Burg Lichtenberg.Wie war das mit dem Leben auf der Burg und im Mittelalter schlechthin? Antworten auf diese Fragen gaben die beiden Burgführungen, die am letzten Sonntag zeitgleich durchgeführt wurden. Die Besucherzahlen waren aufgrund der Corona-Pandemie begrenzt, maximal zwölf Personen konnten sich an einer Führung beteiligen.

Im Vordergrund der Ausführungen stand die Entstehung der Burg, deren wechselnde Besitzverhältnisse, aber auch die Lebensbedingungen der Menschen in dieser Zeit.
Die Burg Lichtenberg feierte im Jahr 2014 ihr 800-jähriges Bestehen, doch in Wirklichkeit war sie schon früher existent. Waren es zunächst die Veldenzer Grafen, die das Leben auf Burg Lichtenberg bestimmten, so folgten in den nächsten Jahrhunderten das Zweibrücker Adelsgeschlecht. Auch das englische Königshaus hat eine Verbindung zur Burg, was kürzlich durch den Besuch der Herzogin „Fergie“ zum Ausdruck kam.

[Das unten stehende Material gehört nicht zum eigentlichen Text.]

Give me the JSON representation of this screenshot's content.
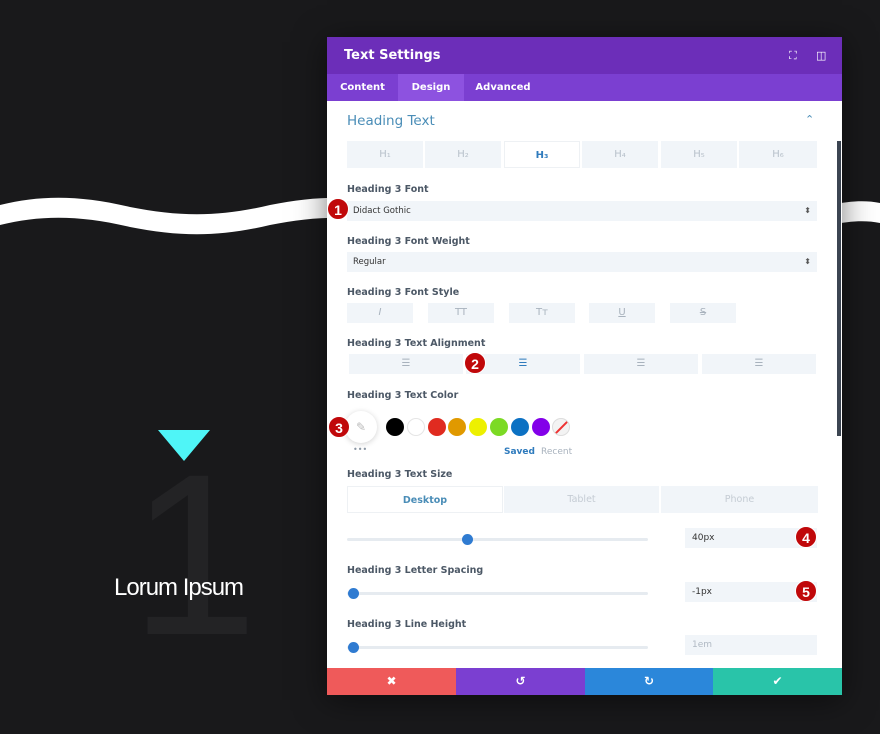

Neu für die meisten Teilnehmer war die Tatsache, dass ursprünglich zwei Burgen bestanden. Und dass sie nie erobert , nie zerstört, nur teilweise abgerissen wurde. Dies sei in der Franzosenzeit gewesen.
Viele Besucher stellten Fragen zu den verschiedenen Epochen, die von den Gästeführern auch beantwortet wurden. Und immer wieder wurde deutlich, welch Juwel die Burg Lichtenberg für die Region darstellt. Und passend dazu waren zwei Gaukler anwesend, die mit ihren Späßen nicht nur bei Kindern für Erheiterung sorgten.